Domestic Bonds of Canada Regulations (C.R.C., c. 698)

Regulations are current to 2013-04-29

Partnerships and Unincorporated Associations

  •  (1) The partners in a partnership or the members for the time being of an unincorporated association not being a partnership may be registered as owners of a bond under the firm name or the name of the association.

  • (2) Where members for the time being of an unincorporated association have been registered as owners of a bond as provided in subsection (1), instruments of transfer, acquittances or other documents furnished under these Regulations by the duly authorized officers for the time being of the association shall, for the purposes of these Regulations, be binding on the members of the association.

Closing of Books

 Where bonds are registered as to principal and interest, nothing in these Regulations shall be deemed to require the Bank to make exchanges or registrations or to give effect to instruments of transfer in connection therewith during any period, which the Bank considers reasonable, immediately preceding the date of any interest payment on such bonds.

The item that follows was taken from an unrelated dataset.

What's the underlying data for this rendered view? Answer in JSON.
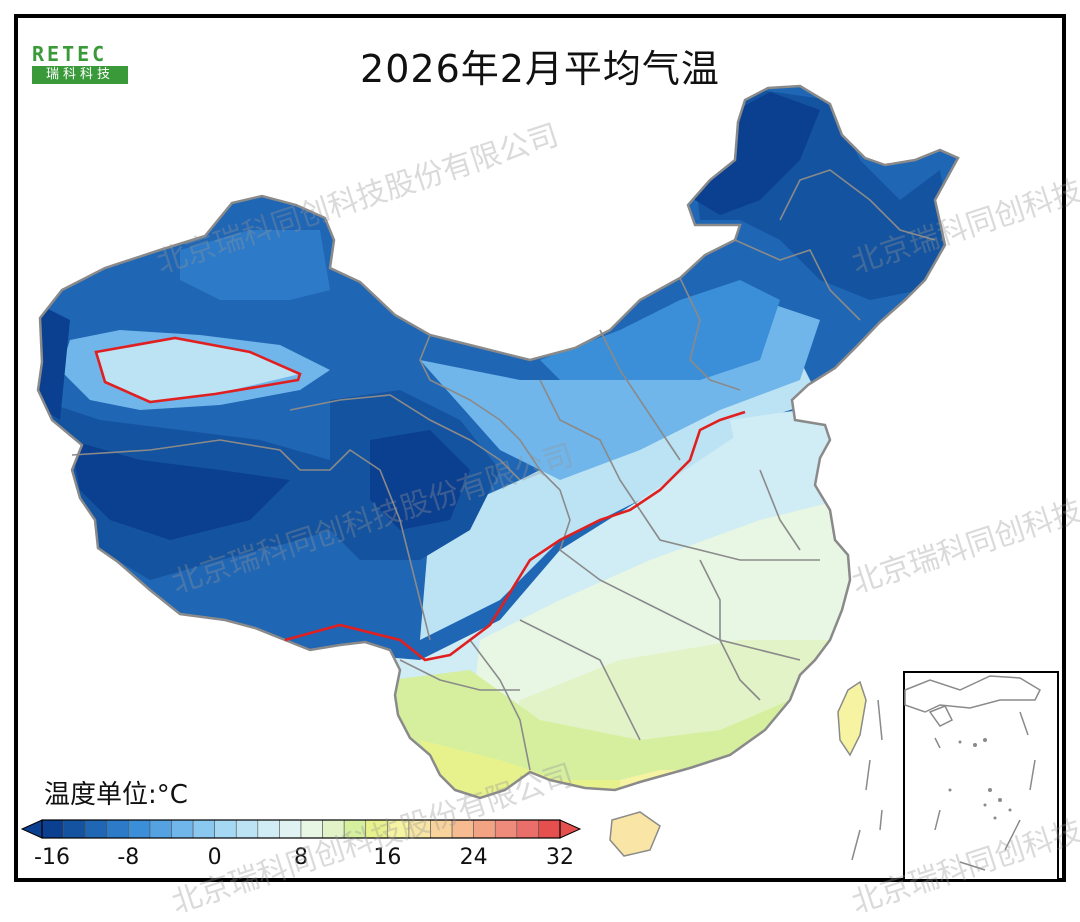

Damaged or Missing Bonds and Unmatured Attached Coupons

  •  (1) Where a bond or an unmatured coupon belonging to a bond has been damaged, defaced or mutilated and all parts of the bond and all unmatured coupons belonging to it, if any, that, in the opinion of the Bank are material, have been surrendered to the Bank, the Bank may forthwith issue a new bond and appropriate coupons in place of them.

  • (2) If all parts of a bond and unmatured coupons belonging to it, if any, mentioned in subsection (1), are not surrendered to the Bank, the Bank may, if in its opinion the missing parts are material, require an undertaking to indemnify in accordance with section 37 to be given to the Bank before a new bond is issued or the Bank may require that the bond and coupons be treated as destroyed, lost or stolen, as the case may be.

  •  (1) Subject to this section, where

    • (a) it appears to the Bank that a bond and unmatured coupons attached to it, if any, have been destroyed, lost or stolen, and

    • (b) a bond of indemnity in accordance with section 38 is given to the Bank,

    the Bank may, in its discretion, issue a new bond and appropriate coupons in place of the bond and coupons that were destroyed, lost or stolen.

  • (2) Before issuing a new bond pursuant to subsection (1), the Bank may, in its discretion, require that the following period shall elapse after notice is received by the Bank of the alleged destruction, loss or theft:

    • (a) six months, in the case of a destroyed bond;

    • (b) six months, in the case of a lost or stolen bond registered as to principal and interest and for which no instrument of transfer to bearer has been executed;

    • (c) one year, in the case of a lost or stolen bond registered as to principal and for which no instrument of transfer to bearer has been executed; or

    • (d) two years, in any other case.

  • (3) Where it appears to the Bank that a bond has been destroyed, lost or stolen after it has been paid for by a subscriber and before it was received by him, the Bank may, in its discretion, waive the waiting period specified in subsection (1) and, where the subscriber is or was an employee of Her Majesty in right of Canada who purchased the bond under the Plan commonly known as the “Employees’ Instalment Purchase Plan”, the Bank, on instructions from the Deputy Minister of Finance, shall issue a new bond without requiring a bond of indemnity to be given to the Bank, but the Deputy Minister of Finance shall not issue such instructions unless the person to whom the new bond is to be issued gives to the Deputy Minister of Finance such information and material, including an undertaking to indemnify the Bank and the Government of Canada for any loss resulting from the issue of the new bond, as the Deputy Minister of Finance considers appropriate.

  • (4) Where it appears to the Bank that a bond that has matured or has been called for payment before maturity has been destroyed, lost or stolen, the Bank may, if a bond of indemnity described in section 38 is given to it, pay to the owner, in redemption of the bond, an amount equal to the amount payable on maturity or on call, as the case may be.

  • (5) Where a bond mentioned in subsection (3) is a bond of which a person is registered as owner as to principal, the bond, for the purposes of subsection 38 (2), shall be deemed to be a bond of which that person is registered as owner as to principal and interest.

  • (6) Where a bond mentioned in subsection (3) is a bond of which a person is registered as owner as to principal, the bond shall, for the purposes of subsection 38(2), be deemed to be a bond of which that person is registered as owner as to principal and interest.

  • (7) Where it appears to the Bank that a non-interest bearing certificate has been destroyed, lost or stolen, the Bank may, in its discretion, pay the redemption value of the certificate to the registered owner if he gives to the Bank an undertaking to indemnify in accordance with section 37.